Cross-commission agreement reached with San Juan County, Utah
By Noel Lyn Smith
WINDOW ROCK, March 21, 2013
A cross-commission agreement between the Navajo Nation and the sheriff's office in San Juan County, Utah was approved Tuesday by the Navajo Nation Council's Budget and Finance Committee.
The agreement had been in development for two years and would allow deputies to assist Navajo police officers in responding to emergency calls.
Council delegates Alton Joe Shepherd (Cornfields/Ganado/Jeddito/Kin Dah Lichíí/Steamboat), Edmund Yazzie (Church Rock/Iyanbito/Mariano Lake/Pinedale/Smith Lake/Thoreau) and Russell Begaye (Shiprock) sponsored the bill.
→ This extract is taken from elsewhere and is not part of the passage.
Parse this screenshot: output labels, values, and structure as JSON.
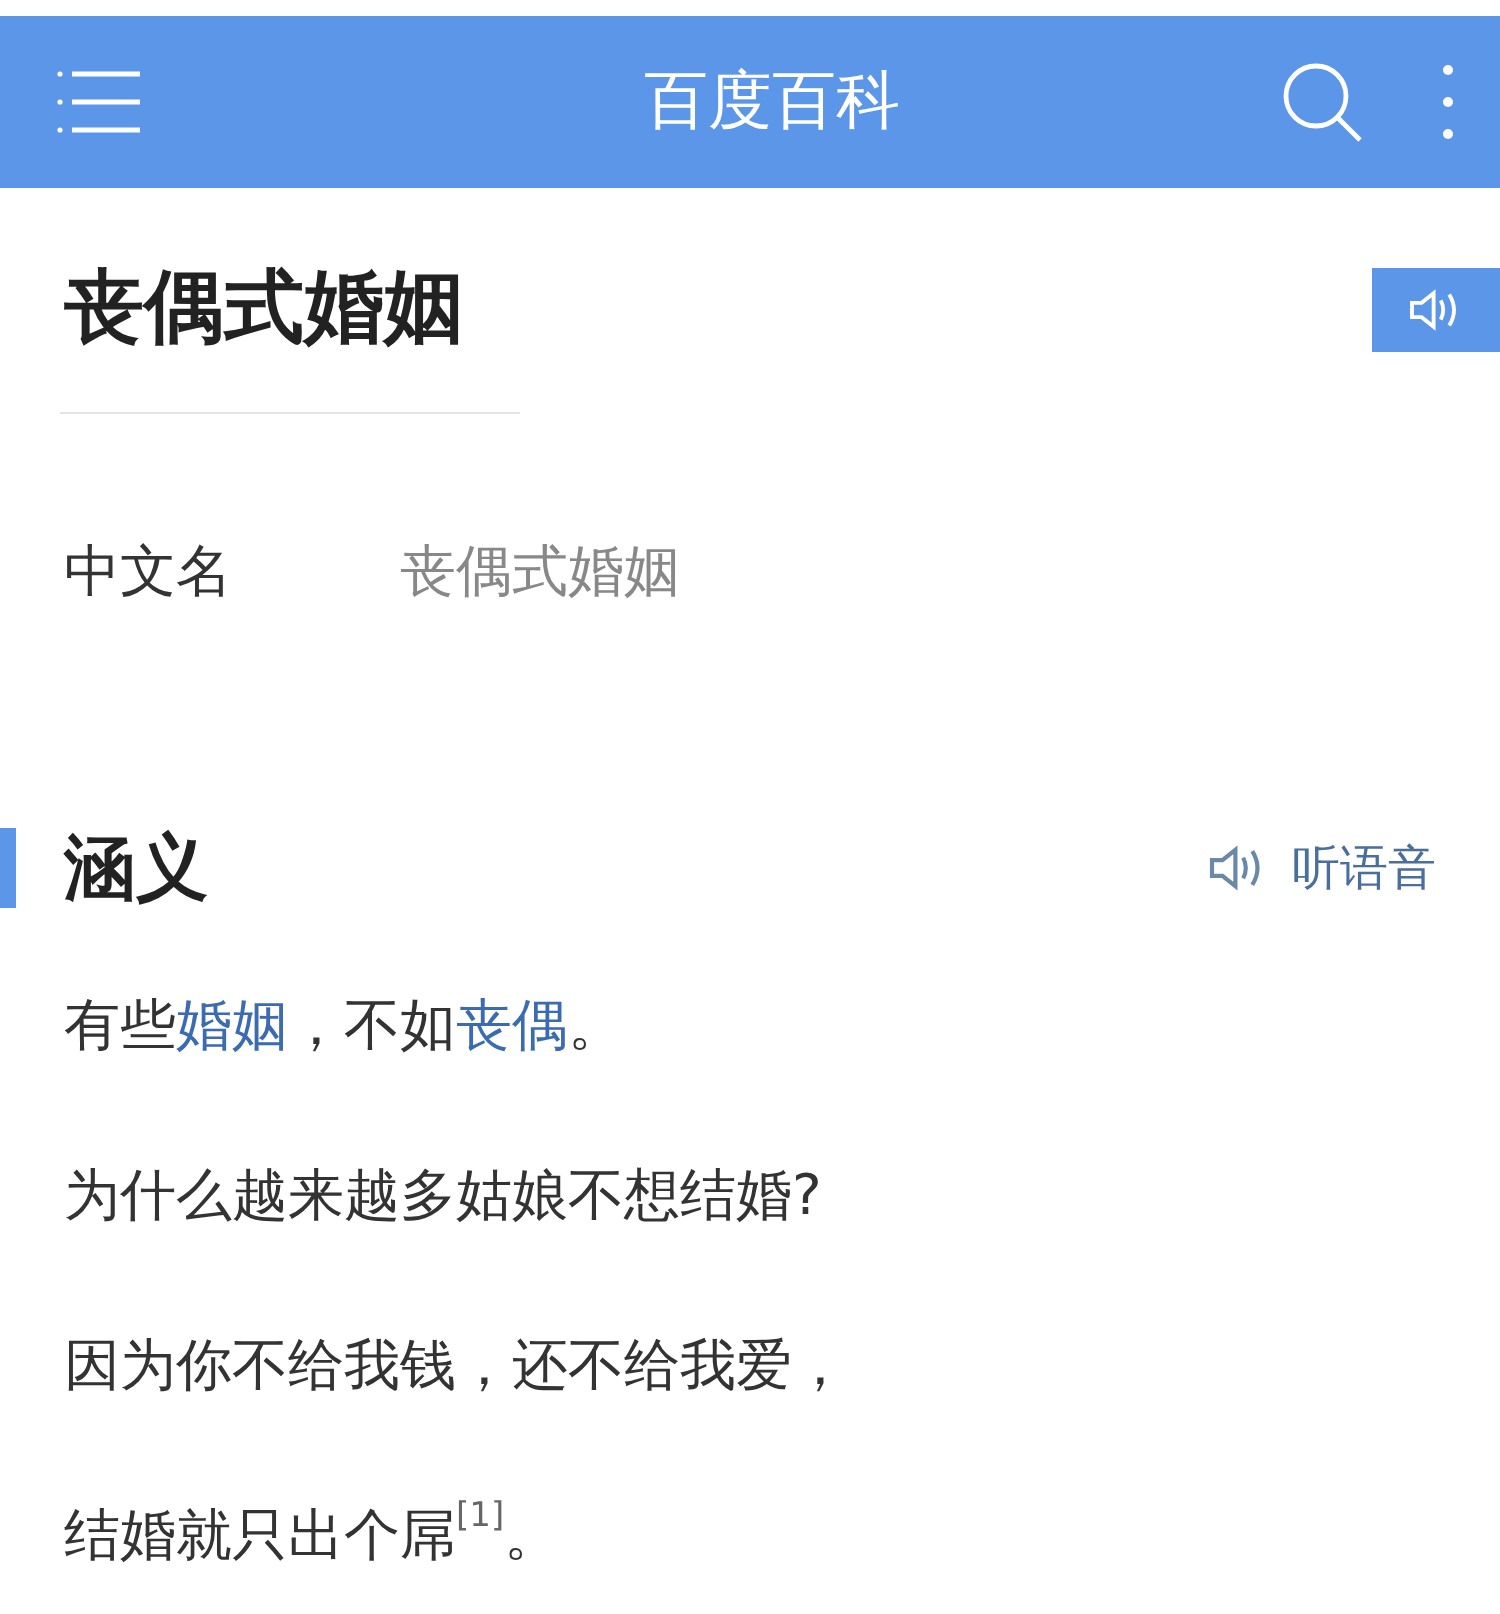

Shepherd and Yazzie, who presented the bill to the committee, encouraged its passage.
During Shepherd's presentation, he noted that when the Council's Law and Order Committee met Feb. 25 at the Monument Valley Visitors' Center in Monument Valley, Utah, they received support for the agreement from the chapters located within the county.
"It's very hard to find a sheriff that is willing to come forward, as well as county commissioners, to come forth and really go forward on this," Shepherd said.
Because the tribe continues to have a low number of tribal police officers to respond to public safety calls, Yazzie said, cross-commission agreements are beneficial to the tribe.
These agreements do work, he said, then added that his opinion was based on his experience working as a deputy with the McKinley County Sheriff's Office.
"This only works when the Navajo Nation police chief and the lieutenants and the sheriff's department work together" Yazzie said. "This is not where the sheriff or state police will go out and harass the people."
Under the agreement, each agency will continue to function as the primary law enforcement in its own jurisdiction and will act as secondary law enforcement when enforcing laws of the other agency in that agency's jurisdiction.
The agreement also calls for tribal police officers to complete an eight-hour training course at the sheriff's office and possess Utah Peace Officers Standards and Training certifications. Deputies must complete a 16-hour training course at the tribe's police academy prior to receiving cross-commission by the Navajo Division of Public Safety.
As with other cross-commissioning agreements, deputies are allowed to respond to emergency calls on tribal lands and have the authority to enforce the tribe's criminal and traffic laws, including conducting searches and making arrests in San Juan County.
Under the arrest and custody procedures, if a deputy arrests a Native American within the reservation boundaries that individual would be transported to the nearest tribal detention facility for booking and informed of their rights under the Navajo Bill of Rights.
If a non-Native suspect were arrested by a tribal police officer, that individual would be taken to a county detention facility for booking and informed of their rights under federal law.
San Juan County Sheriff Rick Eldredge said the agreement would help save lives while acting Navajo Nation Police Chief Steven Nelson said the agencies can work together to continue protecting residents.
Committee vice chair Jonathan Nez (Navajo Mountain/Oljato/Shonto/Ts'ah bii Kin) explained that under amendments to Title 2 of the Navajo Nation Code, the committee has final authority on cross-commission agreements.
Since the Council adopted the Title 2 amendments, agreements have been approved with the Arizona Department of Public Safety and the Navajo County Sheriff's Office.
Nez represents the Navajo Mountain and Oljato chapters in Utah and recalled that when Eldredge was running for office he mentioned this agreement could be achieved.
The agreement also impacts the way the tribe would implement the recent reauthorization of the Violence Against Women Act, which was signed by President Barack Obama this month.
The VAWA now extends the protection to American Indian and Alaska Native women who are victims of domestic violence or sexual assault on tribal lands and gives tribal courts the authority to exercise jurisdiction over non-Natives when the defendant is an established intimate partner of a tribal member and commits an act of domestic violence or violates violence-related protection orders.
"In a way, there's no more excuses when it comes to domestic violence between a Navajo and a non-Navajo," Nez said. "Jurisdictional issues are no longer an excuse with this agreement in place."